Pages

19 November 2012

Pemelintiran Ayat : Bacalah Ini Pertama-tama! - Bagian 1

Oleh : Prof. Daniel B Wallace, Ph.D



Ini merupakan  bagian pertama dari sebuah serial esai singkat bertajuk “ Pemelintiran Ayat.” Tujuan dari esai-esai yang sangat ringkas ini adalah untuk menentang interpretasi-interpretasi populer tertentu terhadap Alkitab yang  sangat sedikit atau tidak  memiliki dasar.
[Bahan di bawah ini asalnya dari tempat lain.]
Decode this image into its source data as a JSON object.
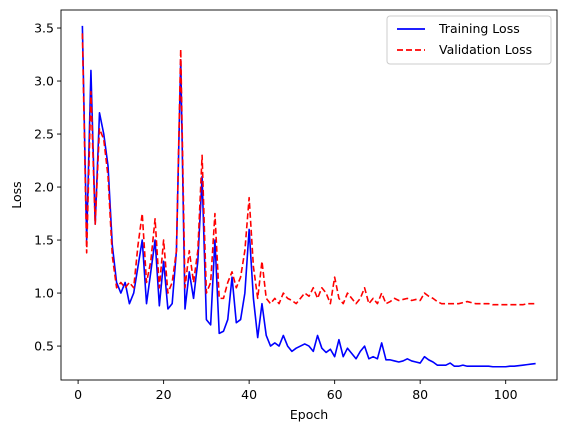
{
  "chart_data": {
    "type": "line",
    "title": "",
    "xlabel": "Epoch",
    "ylabel": "Loss",
    "xlim": [
      -4,
      112
    ],
    "ylim": [
      0.18,
      3.67
    ],
    "xticks": [
      0,
      20,
      40,
      60,
      80,
      100
    ],
    "yticks": [
      0.5,
      1.0,
      1.5,
      2.0,
      2.5,
      3.0,
      3.5
    ],
    "ytick_labels": [
      "0.5",
      "1.0",
      "1.5",
      "2.0",
      "2.5",
      "3.0",
      "3.5"
    ],
    "grid": false,
    "legend_position": "top-right",
    "x": [
      1,
      2,
      3,
      4,
      5,
      6,
      7,
      8,
      9,
      10,
      11,
      12,
      13,
      14,
      15,
      16,
      17,
      18,
      19,
      20,
      21,
      22,
      23,
      24,
      25,
      26,
      27,
      28,
      29,
      30,
      31,
      32,
      33,
      34,
      35,
      36,
      37,
      38,
      39,
      40,
      41,
      42,
      43,
      44,
      45,
      46,
      47,
      48,
      49,
      50,
      51,
      52,
      53,
      54,
      55,
      56,
      57,
      58,
      59,
      60,
      61,
      62,
      63,
      64,
      65,
      66,
      67,
      68,
      69,
      70,
      71,
      72,
      73,
      74,
      75,
      76,
      77,
      78,
      79,
      80,
      81,
      82,
      83,
      84,
      85,
      86,
      87,
      88,
      89,
      90,
      91,
      92,
      93,
      94,
      95,
      96,
      97,
      98,
      99,
      100,
      101,
      102,
      103,
      104,
      105,
      106,
      107
    ],
    "series": [
      {
        "name": "Training Loss",
        "color": "#0000ff",
        "style": "solid",
        "values": [
          3.52,
          1.5,
          3.1,
          1.65,
          2.7,
          2.5,
          2.2,
          1.45,
          1.1,
          1.0,
          1.1,
          0.9,
          1.0,
          1.25,
          1.5,
          0.9,
          1.2,
          1.5,
          0.88,
          1.3,
          0.85,
          0.9,
          1.4,
          3.2,
          0.85,
          1.2,
          0.95,
          1.3,
          2.1,
          0.75,
          0.7,
          1.5,
          0.62,
          0.64,
          0.75,
          1.15,
          0.72,
          0.75,
          1.0,
          1.6,
          0.95,
          0.58,
          0.9,
          0.6,
          0.5,
          0.53,
          0.5,
          0.6,
          0.5,
          0.45,
          0.48,
          0.5,
          0.52,
          0.5,
          0.45,
          0.6,
          0.48,
          0.44,
          0.47,
          0.4,
          0.56,
          0.4,
          0.48,
          0.43,
          0.38,
          0.45,
          0.5,
          0.38,
          0.4,
          0.38,
          0.53,
          0.37,
          0.37,
          0.36,
          0.35,
          0.36,
          0.38,
          0.36,
          0.35,
          0.34,
          0.4,
          0.37,
          0.35,
          0.32,
          0.32,
          0.32,
          0.34,
          0.31,
          0.31,
          0.32,
          0.31,
          0.31,
          0.31,
          0.31,
          0.31,
          0.31,
          0.305,
          0.305,
          0.305,
          0.305,
          0.31,
          0.31,
          0.315,
          0.32,
          0.325,
          0.33,
          0.335
        ]
      },
      {
        "name": "Validation Loss",
        "color": "#ff0000",
        "style": "dashed",
        "values": [
          3.45,
          1.38,
          2.9,
          1.65,
          2.55,
          2.45,
          2.1,
          1.35,
          1.05,
          1.1,
          1.05,
          1.1,
          1.05,
          1.45,
          1.75,
          1.1,
          1.3,
          1.7,
          1.05,
          1.5,
          1.0,
          1.1,
          1.4,
          3.3,
          1.05,
          1.4,
          1.1,
          1.4,
          2.3,
          1.0,
          1.1,
          1.75,
          0.95,
          0.95,
          1.1,
          1.2,
          1.05,
          1.15,
          1.4,
          1.9,
          1.25,
          0.95,
          1.3,
          0.95,
          0.9,
          0.95,
          0.9,
          1.0,
          0.95,
          0.93,
          0.9,
          0.95,
          1.0,
          0.97,
          1.05,
          0.95,
          1.05,
          1.0,
          0.9,
          1.15,
          0.95,
          0.9,
          1.0,
          0.95,
          0.9,
          0.95,
          1.05,
          0.9,
          0.95,
          0.9,
          1.0,
          0.9,
          0.92,
          0.95,
          0.93,
          0.94,
          0.95,
          0.93,
          0.94,
          0.93,
          1.0,
          0.97,
          0.95,
          0.92,
          0.9,
          0.9,
          0.9,
          0.9,
          0.9,
          0.91,
          0.92,
          0.91,
          0.9,
          0.9,
          0.9,
          0.9,
          0.89,
          0.89,
          0.89,
          0.89,
          0.89,
          0.89,
          0.89,
          0.89,
          0.9,
          0.9,
          0.9
        ]
      }
    ]
  }
}
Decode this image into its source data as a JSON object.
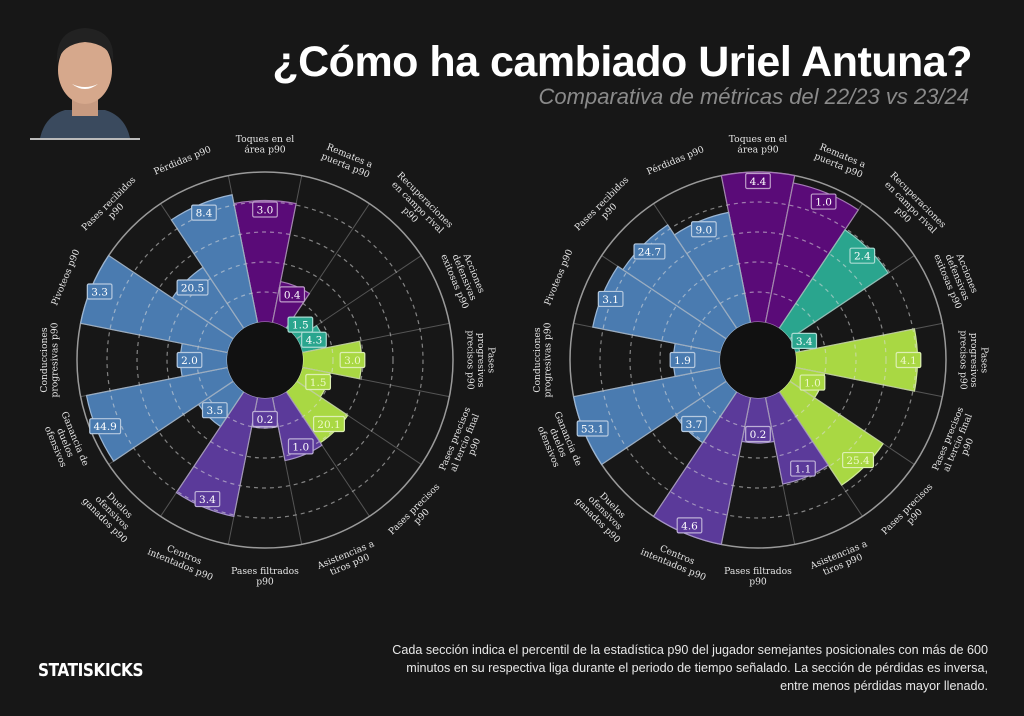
{
  "header": {
    "title": "¿Cómo ha cambiado Uriel Antuna?",
    "subtitle": "Comparativa de métricas del 22/23 vs 23/24"
  },
  "footer": {
    "logo": "STATISKICKS",
    "note": "Cada sección indica el percentil de la estadística p90 del jugador semejantes posicionales con más de 600 minutos en su respectiva liga durante el periodo de tiempo señalado. La sección de pérdidas es inversa, entre menos pérdidas mayor llenado."
  },
  "colors": {
    "background": "#171717",
    "attack": "#5a0b78",
    "defense": "#2aa58e",
    "passing": "#a9d843",
    "creation": "#5b3a9a",
    "possession": "#4a7bb0"
  },
  "chart_data": [
    {
      "type": "pie",
      "subtype": "pizza",
      "season": "22/23",
      "rlim": [
        0,
        100
      ],
      "grid": true,
      "categories": [
        "Toques en el\nárea p90",
        "Remates a\npuerta p90",
        "Recuperaciones\nen campo rival\np90",
        "Acciones\ndefensivas\nexitosas p90",
        "Pases\nprogresivos\nprecisos p90",
        "Pases precisos\nal tercio final\np90",
        "Pases precisos\np90",
        "Asistencias a\ntiros p90",
        "Pases filtrados\np90",
        "Centros\nintentados p90",
        "Duelos\nofensivos\nganados p90",
        "Ganancia de\nduelos\nofensivos",
        "Conducciones\nprogresivas p90",
        "Pivoteos p90",
        "Pases recibidos\np90",
        "Pérdidas p90"
      ],
      "groups": [
        "attack",
        "attack",
        "defense",
        "defense",
        "passing",
        "passing",
        "passing",
        "creation",
        "creation",
        "creation",
        "possession",
        "possession",
        "possession",
        "possession",
        "possession",
        "possession"
      ],
      "percentiles": [
        81,
        28,
        8,
        16,
        39,
        19,
        41,
        43,
        20,
        81,
        28,
        96,
        31,
        100,
        49,
        87
      ],
      "values": [
        "3.0",
        "0.4",
        "1.5",
        "4.3",
        "3.0",
        "1.5",
        "20.1",
        "1.0",
        "0.2",
        "3.4",
        "3.5",
        "44.9",
        "2.0",
        "3.3",
        "20.5",
        "8.4"
      ]
    },
    {
      "type": "pie",
      "subtype": "pizza",
      "season": "23/24",
      "rlim": [
        0,
        100
      ],
      "grid": true,
      "categories": [
        "Toques en el\nárea p90",
        "Remates a\npuerta p90",
        "Recuperaciones\nen campo rival\np90",
        "Acciones\ndefensivas\nexitosas p90",
        "Pases\nprogresivos\nprecisos p90",
        "Pases precisos\nal tercio final\np90",
        "Pases precisos\np90",
        "Asistencias a\ntiros p90",
        "Pases filtrados\np90",
        "Centros\nintentados p90",
        "Duelos\nofensivos\nganados p90",
        "Ganancia de\nduelos\nofensivos",
        "Conducciones\nprogresivas p90",
        "Pivoteos p90",
        "Pases recibidos\np90",
        "Pérdidas p90"
      ],
      "groups": [
        "attack",
        "attack",
        "defense",
        "defense",
        "passing",
        "passing",
        "passing",
        "creation",
        "creation",
        "creation",
        "possession",
        "possession",
        "possession",
        "possession",
        "possession",
        "possession"
      ],
      "percentiles": [
        100,
        95,
        79,
        3,
        81,
        20,
        75,
        59,
        30,
        100,
        41,
        100,
        31,
        87,
        83,
        75
      ],
      "values": [
        "4.4",
        "1.0",
        "2.4",
        "3.4",
        "4.1",
        "1.0",
        "25.4",
        "1.1",
        "0.2",
        "4.6",
        "3.7",
        "53.1",
        "1.9",
        "3.1",
        "24.7",
        "9.0"
      ]
    }
  ]
}
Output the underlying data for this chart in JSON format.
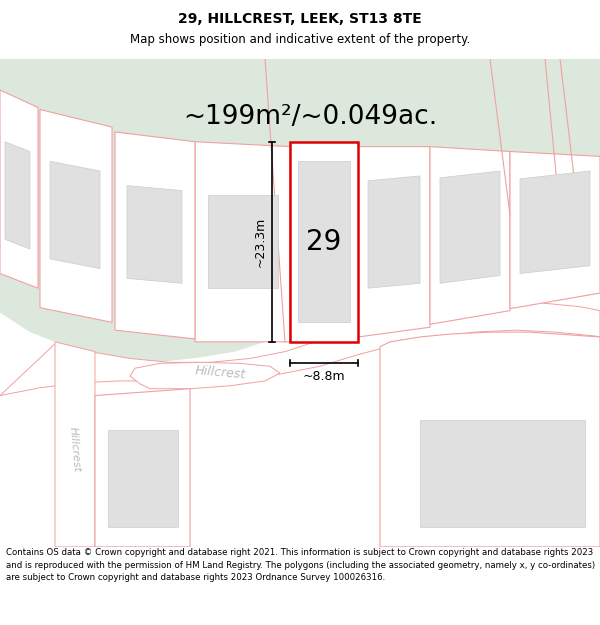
{
  "title": "29, HILLCREST, LEEK, ST13 8TE",
  "subtitle": "Map shows position and indicative extent of the property.",
  "area_text": "~199m²/~0.049ac.",
  "number_label": "29",
  "dim_height": "~23.3m",
  "dim_width": "~8.8m",
  "footer": "Contains OS data © Crown copyright and database right 2021. This information is subject to Crown copyright and database rights 2023 and is reproduced with the permission of HM Land Registry. The polygons (including the associated geometry, namely x, y co-ordinates) are subject to Crown copyright and database rights 2023 Ordnance Survey 100026316.",
  "bg_map_color": "#ffffff",
  "green_area_color": "#dde8dd",
  "plot_outline_color": "#e00000",
  "prop_line_color": "#f0a0a0",
  "building_fill": "#e0e0e0",
  "building_edge": "#cccccc",
  "title_fontsize": 10,
  "subtitle_fontsize": 8.5,
  "area_fontsize": 19,
  "number_fontsize": 20,
  "dim_fontsize": 9,
  "footer_fontsize": 6.2,
  "road_text_color": "#bbbbbb",
  "road_text_size": 9
}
Menyalahgunakan Ayat, Menyalahgunakan Tuhan

Orang-orang Kristen evangelikal mendasarkan kehidupan mereka  pada Alkitab. Kita percaya bahwa Alkitab adalah Firman Tuhan dan oleh karena itu berotoritas atas kita dalam hal-hal iman dan prakteknya. Alkitab mengindikasikan  kebenaran-kebenaran besar mengenai siapakah Tuhan, bagaimana kita dapat berhubungan dengannya, bagaimana kita dapat memahami diri kita dan dunia. Singkatnya, Alkitab mengandung kata-kata kehidupan. Orang-orang percaya menggunakan Alkitab untuk memandu mereka dalam mencari tahu kehendak Tuhan, dari hal yang monumental hingga duniawi. Kita membaca Alkitab untuk mendapatkan pengharapan serta juga untuk  menggali kebenaran. Alkitab berdampak pada keyakinan-keyakinan, sikap-sikap, dan perilaku kita. Singkatnya, Alkitab adalah  pipa saluran menuju surga: tanpa Alkitab, kita  terhanyut, tak terlindungi  di tempat yang  tidak bersahabat.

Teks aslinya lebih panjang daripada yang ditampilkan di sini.